HIV-positive people in the study sample were also twice as likely to be hospitalized due to monkeypox compared to HIV-negative people with monkeypox, WTTW reported.

This could mean that people with compromised immune systems — the kinds associated with advanced and under-treated forms of HIV — are more likely to exhibit severe monkeypox symptoms. Despite this, people with HIV aren’t more likely to exhibit worse monkeypox symptoms than HIV-negative people in the general population, according to Dr. Aniruddha Hazra, assistant professor of infectious disease and global health at UChicago Medicine.

The study also found HIV was more prevalent among Black and Latino people with monkeypox, with rates of 63 percent and 41 percent, respectively. These rates were higher than the 28 percent of white people and 22 percent of Asian people who have both HIV and monkeypox.
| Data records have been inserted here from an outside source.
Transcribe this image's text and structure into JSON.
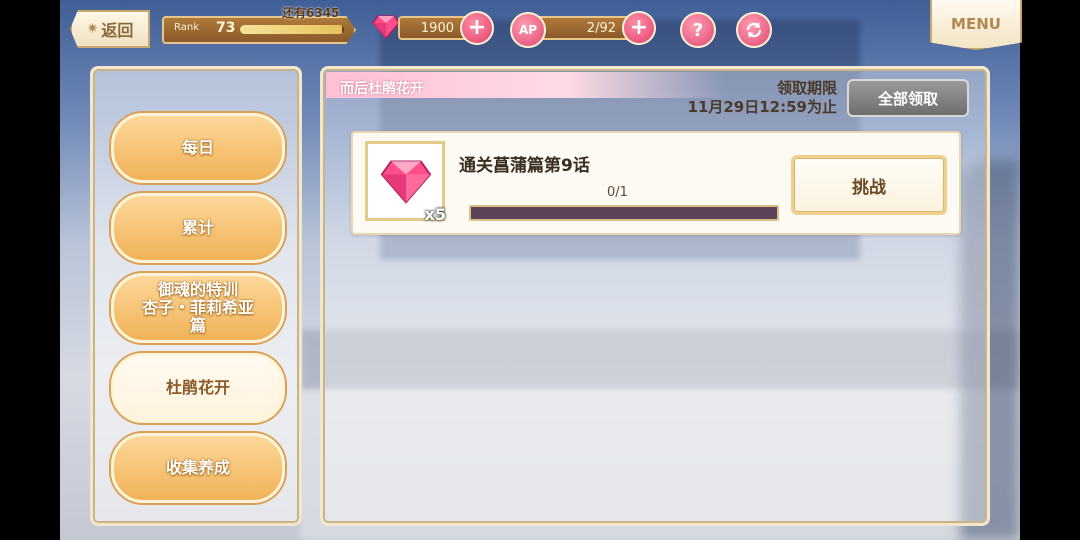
{
  "topbar": {
    "back_label": "返回",
    "rank_label": "Rank",
    "rank_value": "73",
    "rank_progress": 0.98,
    "rank_remaining": "还有6345",
    "gems": "1900",
    "ap_label": "AP",
    "ap_value": "2/92",
    "plus_glyph": "+",
    "help_glyph": "?",
    "menu_label": "MENU"
  },
  "sidebar": {
    "items": [
      {
        "label": "每日"
      },
      {
        "label": "累计"
      },
      {
        "label": "御魂的特训\n杏子・菲莉希亚\n篇"
      },
      {
        "label": "杜鹃花开"
      },
      {
        "label": "收集养成"
      }
    ]
  },
  "main": {
    "event_title": "而后杜鹃花开",
    "deadline_label": "领取期限",
    "deadline_value": "11月29日12:59为止",
    "claim_all_label": "全部领取",
    "missions": [
      {
        "title": "通关菖蒲篇第9话",
        "progress_text": "0/1",
        "progress": 0,
        "reward_icon": "pink-gem-icon",
        "reward_qty": "x5",
        "action_label": "挑战"
      }
    ]
  },
  "colors": {
    "accent_pink": "#e04872",
    "gold": "#e6c68a",
    "button_orange": "#f0b258"
  }
}
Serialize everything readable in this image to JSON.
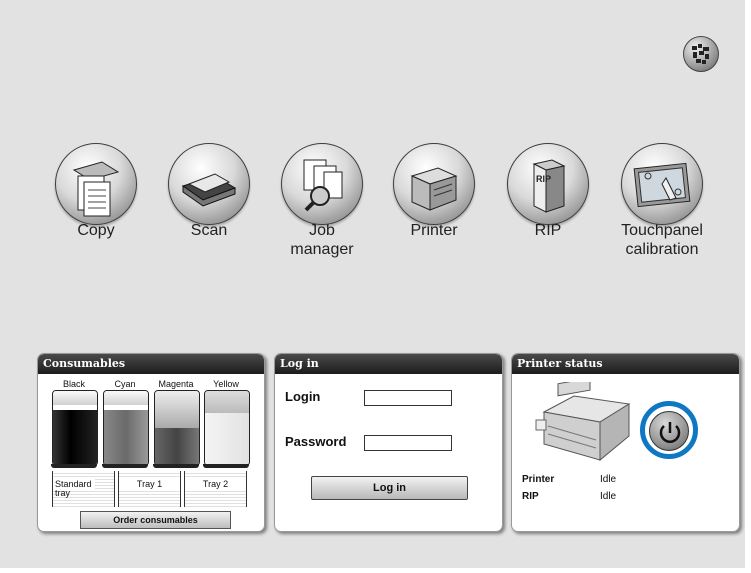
{
  "apps": [
    {
      "id": "copy",
      "label": "Copy"
    },
    {
      "id": "scan",
      "label": "Scan"
    },
    {
      "id": "job-manager",
      "label": "Job\nmanager"
    },
    {
      "id": "printer",
      "label": "Printer"
    },
    {
      "id": "rip",
      "label": "RIP",
      "icon_text": "RIP"
    },
    {
      "id": "touchpanel-calibration",
      "label": "Touchpanel\ncalibration"
    }
  ],
  "consumables": {
    "title": "Consumables",
    "toners": [
      {
        "name": "Black",
        "level": 0.75,
        "color": "#111111"
      },
      {
        "name": "Cyan",
        "level": 0.75,
        "color": "#7a7a7a"
      },
      {
        "name": "Magenta",
        "level": 0.5,
        "color": "#555555"
      },
      {
        "name": "Yellow",
        "level": 0.7,
        "color": "#e8e8e8"
      }
    ],
    "trays": [
      {
        "name": "Standard",
        "sub": "tray"
      },
      {
        "name": "Tray 1",
        "sub": ""
      },
      {
        "name": "Tray 2",
        "sub": ""
      }
    ],
    "order_button": "Order consumables"
  },
  "login": {
    "title": "Log in",
    "login_label": "Login",
    "login_value": "",
    "password_label": "Password",
    "password_value": "",
    "button": "Log in"
  },
  "status": {
    "title": "Printer status",
    "rows": [
      {
        "key": "Printer",
        "value": "Idle"
      },
      {
        "key": "RIP",
        "value": "Idle"
      }
    ],
    "power_highlight_color": "#0e78c5"
  }
}
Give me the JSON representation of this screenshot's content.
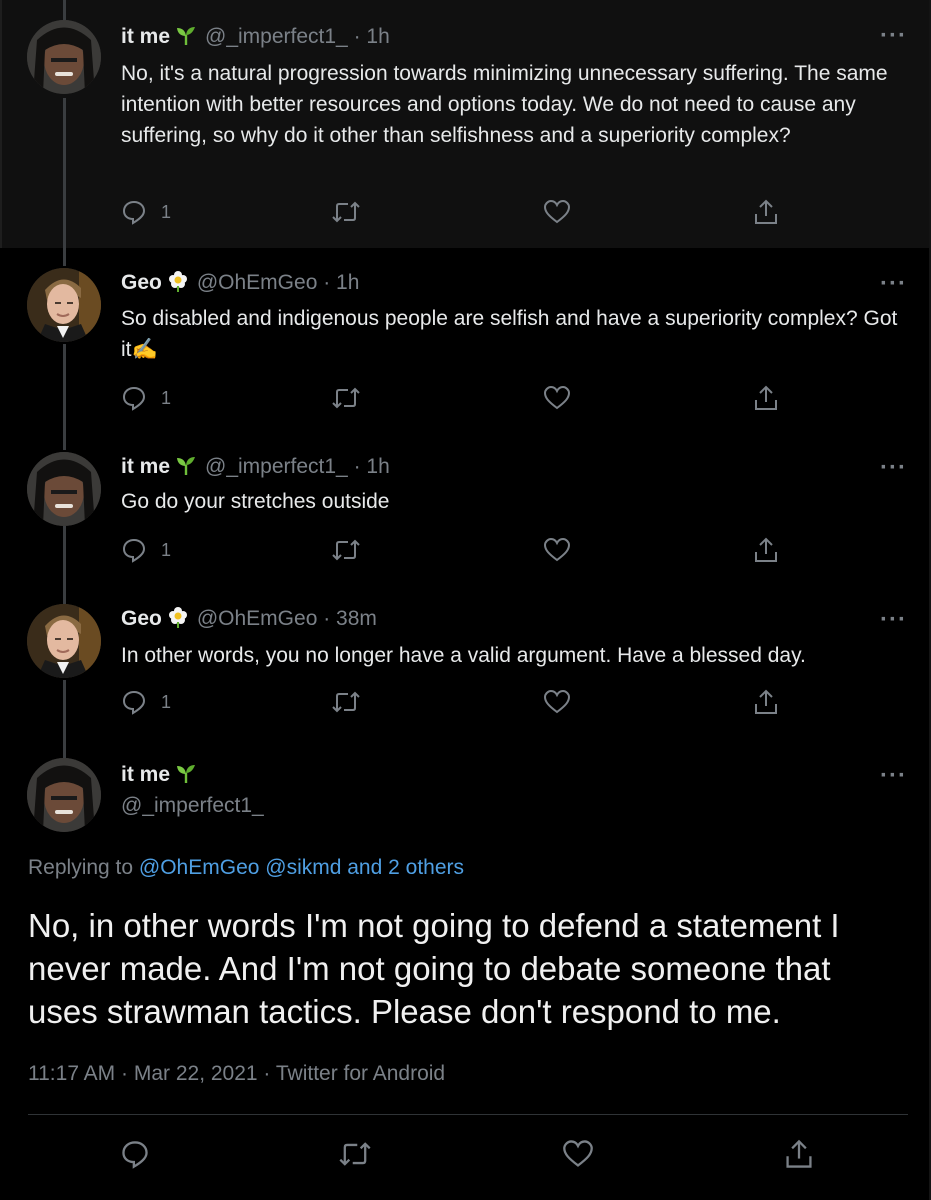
{
  "tweets": [
    {
      "name": "it me",
      "handle": "@_imperfect1_ · 1h",
      "text": "No, it's a natural progression towards minimizing unnecessary suffering. The same intention with better resources and options today. We do not need to cause any suffering, so why do it other than selfishness and a superiority complex?",
      "reply_count": "1"
    },
    {
      "name": "Geo",
      "handle": "@OhEmGeo · 1h",
      "text": "So disabled and indigenous people are selfish and have a superiority complex? Got it✍️",
      "reply_count": "1"
    },
    {
      "name": "it me",
      "handle": "@_imperfect1_ · 1h",
      "text": "Go do your stretches outside",
      "reply_count": "1"
    },
    {
      "name": "Geo",
      "handle": "@OhEmGeo · 38m",
      "text": "In other words, you no longer have a valid argument. Have a blessed day.",
      "reply_count": "1"
    }
  ],
  "focus": {
    "name": "it me",
    "handle": "@_imperfect1_",
    "replying_prefix": "Replying to",
    "replying_links": "@OhEmGeo @sikmd and 2 others",
    "text": "No, in other words I'm not going to defend a statement I never made. And I'm not going to debate someone that uses strawman tactics. Please don't respond to me.",
    "meta": "11:17 AM · Mar 22, 2021 · Twitter for Android"
  },
  "icons": {
    "more": "more-dots-icon",
    "reply": "reply-icon",
    "retweet": "retweet-icon",
    "like": "like-icon",
    "share": "share-icon",
    "sprout": "seedling-emoji",
    "blossom": "blossom-emoji"
  },
  "colors": {
    "background": "#000000",
    "first_tweet_bg": "#101010",
    "muted": "#7b8188",
    "link": "#4f9fe3",
    "text": "#e7e9ea"
  }
}
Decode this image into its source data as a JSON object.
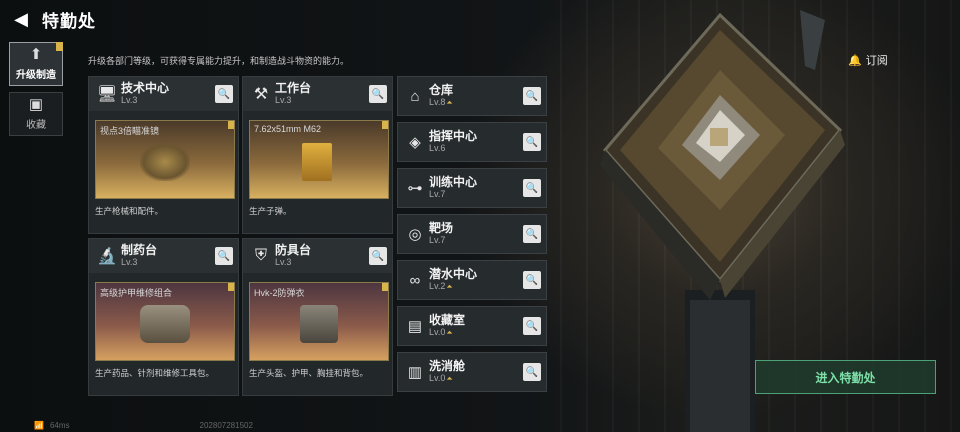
{
  "header": {
    "title": "特勤处"
  },
  "tabs": [
    {
      "label": "升级制造",
      "active": true
    },
    {
      "label": "收藏",
      "active": false
    }
  ],
  "description": "升级各部门等级，可获得专属能力提升，和制造战斗物资的能力。",
  "cards": [
    {
      "name": "技术中心",
      "level": "Lv.3",
      "product": "视点3倍瞄准镜",
      "footer": "生产枪械和配件。"
    },
    {
      "name": "工作台",
      "level": "Lv.3",
      "product": "7.62x51mm M62",
      "footer": "生产子弹。"
    },
    {
      "name": "制药台",
      "level": "Lv.3",
      "product": "高级护甲维修组合",
      "footer": "生产药品、针剂和维修工具包。"
    },
    {
      "name": "防具台",
      "level": "Lv.3",
      "product": "Hvk-2防弹衣",
      "footer": "生产头盔、护甲、胸挂和背包。"
    }
  ],
  "list": [
    {
      "name": "仓库",
      "level": "Lv.8",
      "upgradable": true
    },
    {
      "name": "指挥中心",
      "level": "Lv.6",
      "upgradable": false
    },
    {
      "name": "训练中心",
      "level": "Lv.7",
      "upgradable": false
    },
    {
      "name": "靶场",
      "level": "Lv.7",
      "upgradable": false
    },
    {
      "name": "潜水中心",
      "level": "Lv.2",
      "upgradable": true
    },
    {
      "name": "收藏室",
      "level": "Lv.0",
      "upgradable": true
    },
    {
      "name": "洗消舱",
      "level": "Lv.0",
      "upgradable": true
    }
  ],
  "subscribe_label": "订阅",
  "enter_label": "进入特勤处",
  "status": {
    "ping": "64ms",
    "uid": "202807281502"
  },
  "colors": {
    "accent_gold": "#d8b44a",
    "enter_green": "#4ca276"
  }
}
These racial disparities are particularly concerning considering that numerous studies have shown that Black and Latino men are less likely than white men to be vaccinated against monkeypox and to have access to HIV-related medical care.

In response to the study’s findings, the CDC recommended that medical professionals prioritize people with STIs and HIV for monkeypox vaccination. Additionally, the CDC recommended offering STI and HIV screenings for people who are evaluated for monkeypox.

This last week, White House health officials voiced their belief that “we’re going to get very close” to eradicating monkeypox. As of September 23, there were 24,846 total confirmed monkeypox cases in the United States, the CDC reported.